James sat her down with a large mug of tea, and did his best to explain. The network had never been the object of close police scrutiny, because nobody had made any complaints and there was no indication of criminal activity. It was, however, flagged up against the name of Duntisbourne Abbots as something to be aware of. The double killing of the Jennison brothers had brought it to the forefront of police attention, but still with no obvious law-breaking activity. The Staceys provided wobbly but acceptable alibis, and the handful of youngsters in the hut were all able to produce identification and reasons for being where they were.

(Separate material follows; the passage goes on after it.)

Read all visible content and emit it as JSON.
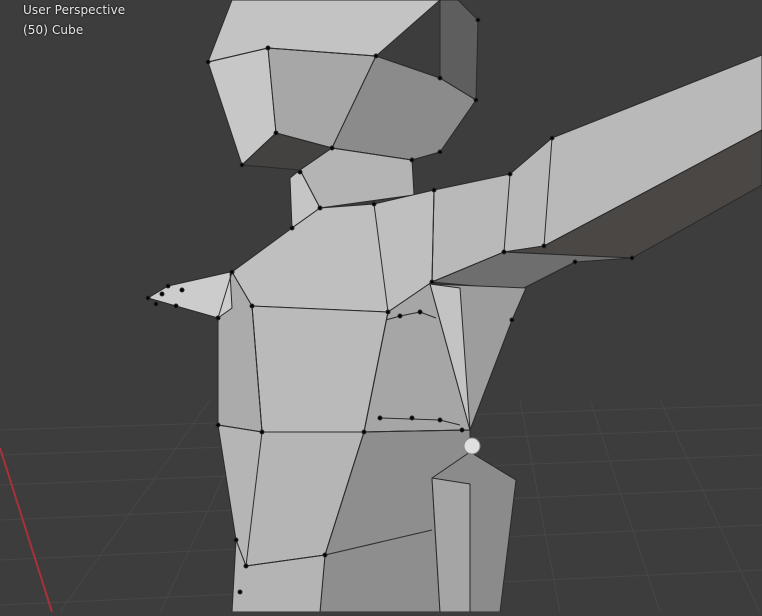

This immunity from serious police attention was, it was beginning to appear, largely due to the protective offices of most of the population, who had been convinced from the first that Fairweather was providing a highly desirable service.
‘But how?’ Thea demanded. ‘I’d have thought they would have hated it. Drug addicts roaming around their precious homesteads. Surely they’d be horrified?’
‘Ah, but that isn’t the way they see it. Not at all.’ Here James looked to Harry for confirmation. ‘As far as the village is concerned, the Staceys were keeping their own kids safe. Once Martin had found and rescued Felicity Winstanley, and got her off the crack, he could do no wrong. He gave priority to local people, you see. Daisy Isbister was headed off before she could get seriously hooked, and her friend Monique – you remember Monique, I suppose? – was a dramatic success story. Virginia’s boy, Kenny, was brought back from a ghastly squat in Birmingham. And so it goes on.’